I’m on top of her, leaning on one arm and moving my hips and body against her so I touch as much of her as possible. Her skin is soft. She’s moving too, close against me. We’re rubbing harder, feeling the skin touching. Pressure shifting. She makes me sigh and breathe hard in her neck.
I know my hipbone is not in the right position to stimulate her well enough. But that doesn’t matter. I don’t want to fuck her straight from the hip. I want to slither along her body, slide into the curves and curl up in her arms. I want to be wet and sweaty and smell the sex.
I want to forget time. I can feel lust crawling under our skin, warm and glowing but making me shiver.

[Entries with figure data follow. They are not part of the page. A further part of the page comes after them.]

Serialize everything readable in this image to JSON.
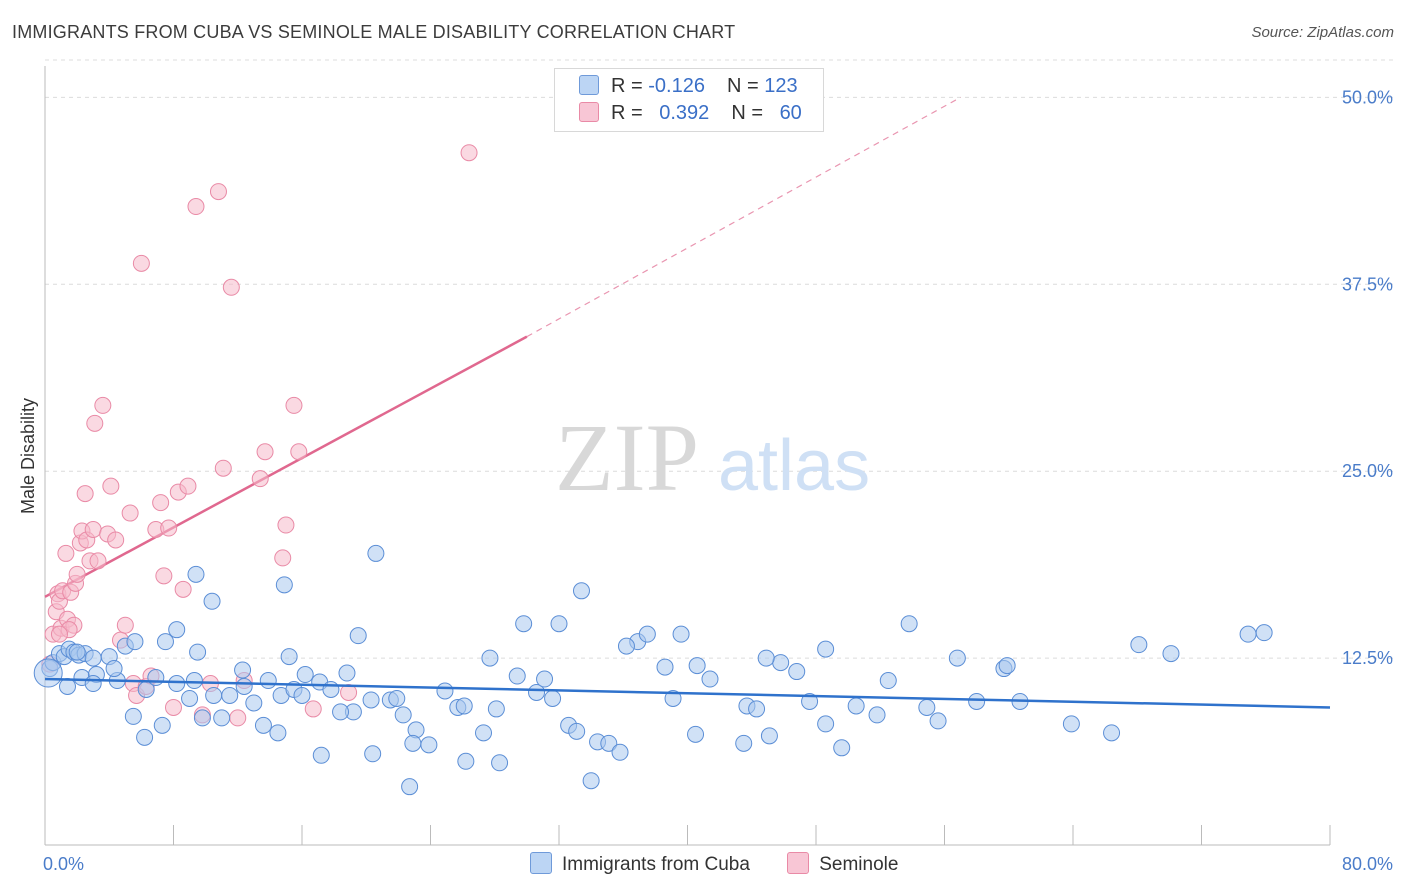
{
  "header": {
    "title": "IMMIGRANTS FROM CUBA VS SEMINOLE MALE DISABILITY CORRELATION CHART",
    "source": "Source: ZipAtlas.com"
  },
  "watermark": {
    "zip": "ZIP",
    "atlas": "atlas"
  },
  "legend": {
    "rows": [
      {
        "r_label": "R = ",
        "r_value": "-0.126",
        "n_label": "N = ",
        "n_value": "123"
      },
      {
        "r_label": "R = ",
        "r_value": "0.392",
        "n_label": "N = ",
        "n_value": "60"
      }
    ]
  },
  "bottom_legend": {
    "series1": "Immigrants from Cuba",
    "series2": "Seminole"
  },
  "colors": {
    "blue_fill": "#a9c8ef",
    "blue_stroke": "#5b8ed6",
    "blue_line": "#2f72cc",
    "pink_fill": "#f6b9cb",
    "pink_stroke": "#e98aa6",
    "pink_line": "#e0688f",
    "tick_text": "#4a7cc9",
    "grid": "#dcdcdc"
  },
  "chart_data": {
    "type": "scatter",
    "title": "IMMIGRANTS FROM CUBA VS SEMINOLE MALE DISABILITY CORRELATION CHART",
    "xlabel": "",
    "ylabel": "Male Disability",
    "xlim": [
      0,
      80
    ],
    "ylim": [
      0,
      52.5
    ],
    "x_tick_labels": [
      "0.0%",
      "80.0%"
    ],
    "y_ticks": [
      12.5,
      25.0,
      37.5,
      50.0
    ],
    "y_tick_labels": [
      "12.5%",
      "25.0%",
      "37.5%",
      "50.0%"
    ],
    "grid": "horizontal dashed",
    "legend_position": "top-center",
    "series": [
      {
        "name": "Immigrants from Cuba",
        "color": "#a9c8ef",
        "points": [
          [
            0.3,
            11.8
          ],
          [
            0.5,
            12.2
          ],
          [
            0.9,
            12.8
          ],
          [
            1.2,
            12.6
          ],
          [
            1.5,
            13.1
          ],
          [
            1.8,
            12.9
          ],
          [
            2.1,
            12.7
          ],
          [
            2.5,
            12.8
          ],
          [
            3.0,
            12.5
          ],
          [
            1.4,
            10.6
          ],
          [
            2.3,
            11.2
          ],
          [
            3.2,
            11.4
          ],
          [
            4.0,
            12.6
          ],
          [
            4.5,
            11.0
          ],
          [
            5.0,
            13.3
          ],
          [
            5.6,
            13.6
          ],
          [
            6.3,
            10.4
          ],
          [
            6.9,
            11.2
          ],
          [
            7.5,
            13.6
          ],
          [
            8.2,
            14.4
          ],
          [
            9.0,
            9.8
          ],
          [
            9.5,
            12.9
          ],
          [
            9.3,
            11.0
          ],
          [
            10.5,
            10.0
          ],
          [
            11.5,
            10.0
          ],
          [
            12.3,
            11.7
          ],
          [
            13.0,
            9.5
          ],
          [
            13.9,
            11.0
          ],
          [
            14.7,
            10.0
          ],
          [
            15.5,
            10.4
          ],
          [
            16.2,
            11.4
          ],
          [
            17.1,
            10.9
          ],
          [
            17.8,
            10.4
          ],
          [
            18.8,
            11.5
          ],
          [
            19.2,
            8.9
          ],
          [
            20.3,
            9.7
          ],
          [
            21.5,
            9.7
          ],
          [
            22.3,
            8.7
          ],
          [
            23.1,
            7.7
          ],
          [
            22.9,
            6.8
          ],
          [
            24.9,
            10.3
          ],
          [
            25.7,
            9.2
          ],
          [
            26.2,
            5.6
          ],
          [
            27.3,
            7.5
          ],
          [
            28.1,
            9.1
          ],
          [
            29.4,
            11.3
          ],
          [
            29.8,
            14.8
          ],
          [
            30.6,
            10.2
          ],
          [
            31.1,
            11.1
          ],
          [
            31.6,
            9.8
          ],
          [
            32.6,
            8.0
          ],
          [
            33.1,
            7.6
          ],
          [
            34.4,
            6.9
          ],
          [
            35.1,
            6.8
          ],
          [
            35.8,
            6.2
          ],
          [
            36.9,
            13.6
          ],
          [
            37.5,
            14.1
          ],
          [
            38.6,
            11.9
          ],
          [
            39.6,
            14.1
          ],
          [
            40.6,
            12.0
          ],
          [
            41.4,
            11.1
          ],
          [
            43.7,
            9.3
          ],
          [
            44.3,
            9.1
          ],
          [
            45.1,
            7.3
          ],
          [
            45.8,
            12.2
          ],
          [
            46.8,
            11.6
          ],
          [
            47.6,
            9.6
          ],
          [
            48.6,
            8.1
          ],
          [
            49.6,
            6.5
          ],
          [
            50.5,
            9.3
          ],
          [
            51.8,
            8.7
          ],
          [
            52.5,
            11.0
          ],
          [
            53.8,
            14.8
          ],
          [
            54.9,
            9.2
          ],
          [
            55.6,
            8.3
          ],
          [
            56.8,
            12.5
          ],
          [
            58.0,
            9.6
          ],
          [
            59.7,
            11.8
          ],
          [
            59.9,
            12.0
          ],
          [
            60.7,
            9.6
          ],
          [
            63.9,
            8.1
          ],
          [
            66.4,
            7.5
          ],
          [
            68.1,
            13.4
          ],
          [
            70.1,
            12.8
          ],
          [
            74.9,
            14.1
          ],
          [
            75.9,
            14.2
          ],
          [
            2.0,
            12.9
          ],
          [
            3.0,
            10.8
          ],
          [
            4.3,
            11.8
          ],
          [
            5.5,
            8.6
          ],
          [
            6.2,
            7.2
          ],
          [
            7.3,
            8.0
          ],
          [
            8.2,
            10.8
          ],
          [
            9.8,
            8.5
          ],
          [
            11.0,
            8.5
          ],
          [
            12.4,
            10.6
          ],
          [
            13.6,
            8.0
          ],
          [
            14.5,
            7.5
          ],
          [
            15.2,
            12.6
          ],
          [
            16.0,
            10.0
          ],
          [
            17.2,
            6.0
          ],
          [
            18.4,
            8.9
          ],
          [
            19.5,
            14.0
          ],
          [
            20.4,
            6.1
          ],
          [
            21.9,
            9.8
          ],
          [
            22.7,
            3.9
          ],
          [
            23.9,
            6.7
          ],
          [
            26.1,
            9.3
          ],
          [
            27.7,
            12.5
          ],
          [
            28.3,
            5.5
          ],
          [
            32.0,
            14.8
          ],
          [
            33.4,
            17.0
          ],
          [
            34.0,
            4.3
          ],
          [
            36.2,
            13.3
          ],
          [
            39.1,
            9.8
          ],
          [
            40.5,
            7.4
          ],
          [
            43.5,
            6.8
          ],
          [
            44.9,
            12.5
          ],
          [
            48.6,
            13.1
          ],
          [
            10.4,
            16.3
          ],
          [
            14.9,
            17.4
          ],
          [
            20.6,
            19.5
          ],
          [
            9.4,
            18.1
          ]
        ]
      },
      {
        "name": "Seminole",
        "color": "#f6b9cb",
        "points": [
          [
            0.3,
            12.1
          ],
          [
            0.5,
            14.1
          ],
          [
            0.7,
            15.6
          ],
          [
            0.8,
            16.8
          ],
          [
            0.9,
            16.3
          ],
          [
            1.0,
            14.5
          ],
          [
            1.1,
            17.0
          ],
          [
            1.3,
            19.5
          ],
          [
            1.4,
            15.1
          ],
          [
            1.6,
            16.9
          ],
          [
            1.8,
            14.7
          ],
          [
            1.9,
            17.5
          ],
          [
            2.0,
            18.1
          ],
          [
            2.2,
            20.2
          ],
          [
            2.3,
            21.0
          ],
          [
            2.5,
            23.5
          ],
          [
            2.6,
            20.4
          ],
          [
            2.8,
            19.0
          ],
          [
            3.0,
            21.1
          ],
          [
            3.1,
            28.2
          ],
          [
            3.3,
            19.0
          ],
          [
            3.6,
            29.4
          ],
          [
            3.9,
            20.8
          ],
          [
            4.1,
            24.0
          ],
          [
            4.4,
            20.4
          ],
          [
            4.7,
            13.7
          ],
          [
            5.0,
            14.7
          ],
          [
            5.3,
            22.2
          ],
          [
            5.5,
            10.8
          ],
          [
            5.7,
            10.0
          ],
          [
            6.0,
            38.9
          ],
          [
            6.3,
            10.6
          ],
          [
            6.6,
            11.3
          ],
          [
            6.9,
            21.1
          ],
          [
            7.2,
            22.9
          ],
          [
            7.4,
            18.0
          ],
          [
            7.7,
            21.2
          ],
          [
            8.0,
            9.2
          ],
          [
            8.3,
            23.6
          ],
          [
            8.6,
            17.1
          ],
          [
            8.9,
            24.0
          ],
          [
            9.4,
            42.7
          ],
          [
            9.8,
            8.7
          ],
          [
            10.3,
            10.8
          ],
          [
            10.8,
            43.7
          ],
          [
            11.1,
            25.2
          ],
          [
            11.6,
            37.3
          ],
          [
            12.0,
            8.5
          ],
          [
            12.4,
            11.0
          ],
          [
            13.4,
            24.5
          ],
          [
            13.7,
            26.3
          ],
          [
            14.8,
            19.2
          ],
          [
            15.0,
            21.4
          ],
          [
            15.5,
            29.4
          ],
          [
            15.8,
            26.3
          ],
          [
            16.7,
            9.1
          ],
          [
            18.9,
            10.2
          ],
          [
            26.4,
            46.3
          ],
          [
            1.5,
            14.4
          ],
          [
            0.9,
            14.1
          ]
        ]
      }
    ],
    "trendlines": [
      {
        "series": "Immigrants from Cuba",
        "x": [
          0,
          80
        ],
        "y": [
          11.1,
          9.2
        ]
      },
      {
        "series": "Seminole",
        "x": [
          0,
          30
        ],
        "y": [
          16.6,
          34.0
        ],
        "dashed_extension_to": [
          57.0,
          50.0
        ]
      }
    ]
  }
}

Is it because we fuck without dick that sex becomes such an experience of total freedom, of complete abandonment of everything we know?
I massage her lower back, press my fingers into her spine, where the Chinese believe the power of the dragon lives. Because fire and passion do not live in the heart but there between the kidneys above the pelvic bone: the point from which all movement originates, where energy is released, blocked or taken.
She watches my back. I love her to take me from behind, causing explosions, turning me into a warrior. She feeds the dragon from her hand, sending blood up to my cheeks until they are red and hot.
When I give her pleasure I am her. I do not exist without her. Inside her I am talking. The map of her cave is burned into my mind. I can find my way intuitively. I have explored and discovered every inch. Inside I can dance with her desire and feel what she feels.
When she parts my legs and puts in her finger, we form a perfect circle. We release the power, spreading out in waves one clashing into another, slowly radiating and flowing into irregular patterns. We are making a web of desire. Moving into space, not in a straight line.
She pulls me over the edge into nothingness. Into never been born and never existed. Into we.